A good example is this Ray Tracing tutorial from gamasutra. I implemented some ray marching recently but without using any kernels. I simply do all the operations in the shader. My question is: isn’t the shader already intrinsecally parallelized by the GPU as it’s computing everything in the fragment function?
Why would I gain anything (and how much would I gain) using a compute shader instead of a simpler fragment shader?
Thanks
I have the same question. Any results?
I haven’t delved too deeply myself but my understanding is that there are some things you can’t do in a fragment shader.
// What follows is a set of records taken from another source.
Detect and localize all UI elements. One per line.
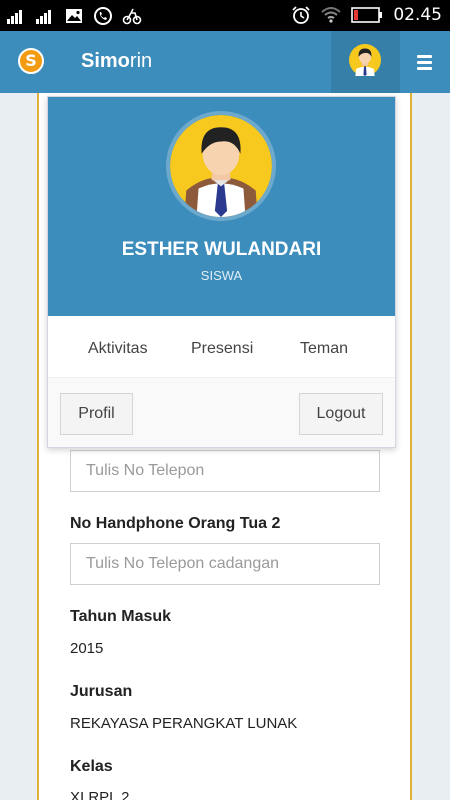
phone-input[interactable] — [70, 450, 380, 492]
year-label: Tahun Masuk — [70, 608, 172, 625]
link-aktivitas[interactable]: Aktivitas — [88, 340, 148, 358]
wifi-icon — [321, 7, 341, 23]
parent-phone2-input[interactable] — [70, 543, 380, 585]
whatsapp-icon — [94, 7, 112, 25]
user-header: ESTHER WULANDARI SISWA — [48, 97, 395, 316]
status-time: 02.45 — [393, 5, 442, 25]
app-header: S Simorin — [0, 31, 450, 93]
brand-rest: rin — [129, 50, 153, 72]
user-footer: Profil Logout — [48, 378, 395, 447]
status-bar: 02.45 — [0, 0, 450, 31]
app-logo[interactable]: S — [18, 48, 44, 74]
major-label: Jurusan — [70, 683, 133, 700]
year-value: 2015 — [70, 640, 104, 657]
brand-name[interactable]: Simorin — [81, 50, 152, 73]
user-avatar-icon — [349, 44, 381, 76]
signal-2-icon — [36, 10, 51, 24]
alarm-icon — [292, 6, 310, 24]
battery-icon — [351, 7, 383, 23]
major-value: REKAYASA PERANGKAT LUNAK — [70, 715, 298, 732]
parent-phone2-label: No Handphone Orang Tua 2 — [70, 515, 281, 532]
class-value: XI RPL 2 — [70, 789, 130, 800]
hamburger-menu-icon[interactable] — [400, 31, 450, 93]
user-links: Aktivitas Presensi Teman — [48, 316, 395, 378]
logo-letter: S — [25, 51, 37, 70]
brand-bold: Simo — [81, 50, 130, 72]
user-profile-avatar — [166, 111, 276, 221]
user-role: SISWA — [200, 268, 243, 283]
image-icon — [66, 9, 82, 23]
link-teman[interactable]: Teman — [300, 340, 348, 358]
user-name: ESTHER WULANDARI — [121, 239, 322, 260]
status-icons-left — [6, 6, 142, 26]
link-presensi[interactable]: Presensi — [191, 340, 253, 358]
class-label: Kelas — [70, 758, 113, 775]
student-avatar-icon — [170, 115, 272, 217]
bike-icon — [122, 8, 142, 25]
user-menu-toggle[interactable] — [331, 31, 400, 93]
profile-button[interactable]: Profil — [60, 393, 133, 435]
signal-icon — [7, 10, 22, 24]
user-dropdown-menu: ESTHER WULANDARI SISWA Aktivitas Presens… — [47, 96, 396, 448]
status-icons-right: 02.45 — [291, 5, 442, 25]
logout-button[interactable]: Logout — [299, 393, 383, 435]
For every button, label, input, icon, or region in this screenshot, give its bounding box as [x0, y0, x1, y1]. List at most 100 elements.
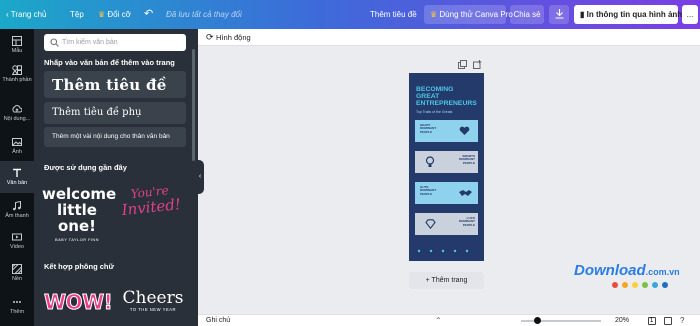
zoom-level[interactable]: 20% — [615, 315, 629, 326]
handshake-icon — [459, 190, 472, 196]
text-panel: Tìm kiếm văn bản Nhấp vào văn bản để thê… — [34, 29, 198, 326]
try-pro-label: Dùng thử Canva Pro — [439, 10, 513, 19]
download-icon — [555, 9, 563, 19]
resize-button[interactable]: ♛ Đổi cỡ — [98, 0, 131, 29]
design-section-label: HEART DOMINANT PEOPLE — [420, 123, 437, 134]
print-label: In thông tin qua hình ảnh — [586, 10, 683, 19]
template-text: BABY TAYLOR FINN — [55, 237, 99, 242]
top-toolbar: ‹ Trang chủ Tệp ♛ Đổi cỡ ↶ Đã lưu tất cả… — [0, 0, 700, 29]
add-page-button[interactable]: + Thêm trang — [409, 272, 484, 289]
bottom-bar: Ghi chú ⌃ 20% 1 ? — [198, 314, 700, 326]
add-title-field[interactable]: Thêm tiêu đề — [370, 0, 417, 29]
design-section-label: LUCK DOMINANT PEOPLE — [458, 216, 475, 227]
file-menu-button[interactable]: Tệp — [70, 0, 84, 29]
template-text: welcome — [42, 185, 117, 203]
rail-label: Nội dung... — [3, 116, 31, 122]
more-options-button[interactable]: ... — [682, 5, 698, 24]
resize-label: Đổi cỡ — [107, 10, 131, 19]
download-button[interactable] — [549, 5, 569, 24]
add-heading-label: Thêm tiêu đề — [52, 76, 167, 94]
template-text: Cheers — [122, 288, 184, 308]
chart-icon: ▮ — [580, 10, 587, 19]
lightbulb-icon — [425, 156, 435, 167]
more-icon — [13, 301, 21, 303]
design-section: GUTS DOMINANT PEOPLE — [415, 182, 478, 204]
design-section: SMARTS DOMINANT PEOPLE — [415, 151, 478, 173]
click-to-add-heading: Nhấp vào văn bản để thêm vào trang — [44, 58, 175, 67]
template-cheers[interactable]: Cheers TO THE NEW YEAR — [118, 284, 188, 326]
fullscreen-icon[interactable] — [664, 317, 672, 325]
template-welcome-little-one[interactable]: welcome little one! BABY TAYLOR FINN — [42, 179, 117, 263]
home-label: Trang chủ — [10, 10, 47, 19]
template-youre-invited[interactable]: You're Invited! — [114, 182, 192, 267]
design-title: BECOMING GREAT ENTREPRENEURS — [416, 86, 477, 108]
home-button[interactable]: ‹ Trang chủ — [6, 0, 46, 29]
add-subheading-button[interactable]: Thêm tiêu đề phụ — [44, 102, 186, 124]
rail-label: Thành phần — [2, 77, 32, 83]
collapse-panel-button[interactable]: ‹ — [196, 160, 204, 194]
crown-icon: ♛ — [430, 10, 440, 19]
download-watermark: Download.com.vn — [574, 262, 692, 292]
rail-item-more[interactable]: Thêm — [0, 290, 34, 326]
music-icon — [13, 201, 21, 211]
watermark-dot — [642, 282, 648, 288]
design-subtitle: Top Traits of the Greats — [416, 110, 453, 114]
share-button[interactable]: Chia sẻ — [510, 5, 544, 24]
try-pro-button[interactable]: ♛ Dùng thử Canva Pro — [424, 5, 513, 24]
animation-label: Hình động — [216, 33, 251, 42]
search-input[interactable]: Tìm kiếm văn bản — [44, 34, 186, 51]
template-wow[interactable]: WOW! — [44, 284, 114, 324]
font-combos-heading: Kết hợp phông chữ — [44, 262, 114, 271]
watermark-suffix: .com.vn — [645, 267, 680, 277]
heart-icon — [459, 126, 470, 135]
add-body-label: Thêm một vài nội dung cho thân văn bản — [52, 133, 170, 140]
left-rail: Mẫu Thành phần Nội dung... Ảnh Văn bản Â… — [0, 29, 34, 326]
watermark-dot — [612, 282, 618, 288]
rail-label: Mẫu — [11, 48, 23, 54]
watermark-dot — [622, 282, 628, 288]
add-page-icon[interactable] — [473, 60, 482, 71]
page-count: 1 — [650, 318, 654, 324]
chevron-left-icon: ‹ — [198, 173, 202, 180]
design-section-label: GUTS DOMINANT PEOPLE — [420, 185, 437, 196]
search-icon — [50, 38, 59, 47]
template-text: little one! — [57, 201, 97, 235]
watermark-dot — [632, 282, 638, 288]
notes-button[interactable]: Ghi chú — [206, 315, 230, 326]
add-heading-button[interactable]: Thêm tiêu đề — [44, 71, 186, 98]
video-icon — [12, 233, 22, 241]
rail-item-text[interactable]: Văn bản — [0, 161, 34, 193]
rail-label: Văn bản — [6, 180, 28, 186]
add-body-text-button[interactable]: Thêm một vài nội dung cho thân văn bản — [44, 127, 186, 147]
watermark-text: Download.com.vn — [574, 262, 680, 279]
chevron-up-icon[interactable]: ⌃ — [435, 316, 442, 325]
rail-item-elements[interactable]: Thành phần — [0, 58, 34, 96]
design-section: HEART DOMINANT PEOPLE — [415, 120, 478, 142]
saved-status: Đã lưu tất cả thay đổi — [166, 10, 242, 19]
rail-label: Nền — [11, 276, 23, 282]
print-infographic-button[interactable]: ▮ In thông tin qua hình ảnh — [574, 5, 682, 24]
rail-label: Âm thanh — [5, 213, 29, 219]
zoom-slider-handle[interactable] — [533, 317, 541, 324]
animation-icon: ⟳ — [206, 32, 217, 42]
rail-label: Thêm — [9, 309, 25, 315]
background-icon — [12, 264, 22, 274]
elements-icon — [12, 65, 22, 75]
editor-subtoolbar: ⟳ Hình động — [198, 29, 700, 46]
upload-icon — [12, 105, 22, 113]
duplicate-page-icon[interactable] — [458, 60, 467, 71]
infographic-page[interactable]: BECOMING GREAT ENTREPRENEURS Top Traits … — [409, 73, 484, 261]
rail-label: Ảnh — [12, 149, 22, 155]
recently-used-heading: Được sử dụng gần đây — [44, 163, 127, 172]
animation-button[interactable]: ⟳ Hình động — [206, 29, 251, 46]
watermark-dot — [652, 282, 658, 288]
design-section: LUCK DOMINANT PEOPLE — [415, 213, 478, 235]
template-text: WOW! — [44, 290, 114, 315]
undo-icon[interactable]: ↶ — [144, 0, 153, 29]
page-count-button[interactable]: 1 — [648, 317, 656, 325]
watermark-dot — [662, 282, 668, 288]
add-subheading-label: Thêm tiêu đề phụ — [52, 107, 142, 118]
photo-icon — [12, 138, 22, 146]
panel-scrollbar[interactable] — [192, 49, 195, 161]
help-icon[interactable]: ? — [680, 315, 684, 326]
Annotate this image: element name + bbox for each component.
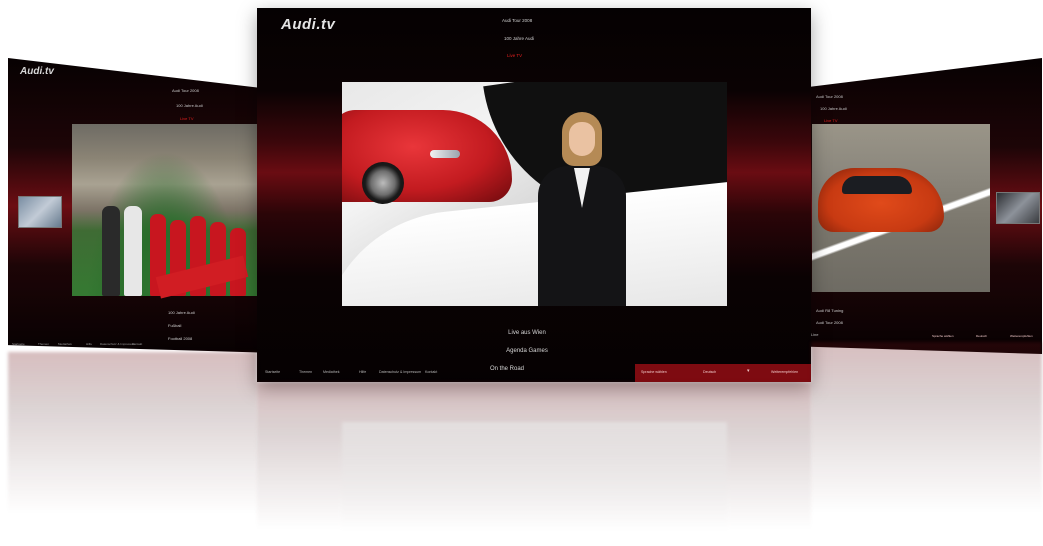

It’s mainly around the lack of access to buffers or any ability to either precalculate stuff or store intermediate calculations for later reuse. A fragment shader is dumb and only knows about it’s own single pixel. With a compute shader there is are many possibilities for optimization that wouldn’t be possible in a fragment shader.
Search Github for “raymarch” (or “sdf” etc) and “compute shader” - there’s a few projects that might give you some ideas.
Actually you can bind buffers to the pixel/frag stage to read or write. You can even compute stuff in a compute shader and then bind that result to the frag to read from without transferring data around.
Some benefits of compute off the top of my head:
- Control over the computation resolution and hardware resource distribution instead of it simply being the pixels the triangle falls on.
- Asynchronous or simple pre-computing of a result.
- Can easily implement reductionist computations, where the output of one compute is a lower amount of elements to then be computed in another compute kernel, and so on… leading to more optimal calculations.
- Can compute arbitrary data that may not relate to a specific pixel, such as vertex data (vertex pass only knows about its current vertex, geo/tess only can know up to 6 adjacency (3 in unity) and would be more wasteful in many circumstances) or any other computation that would benefit from highly parallel processing.
- Is specifically designed for input/output to arbitrary buffers and allows for further optimizing through the use of thread/work groups and group-shared memory.
And I’m sure there’s much more.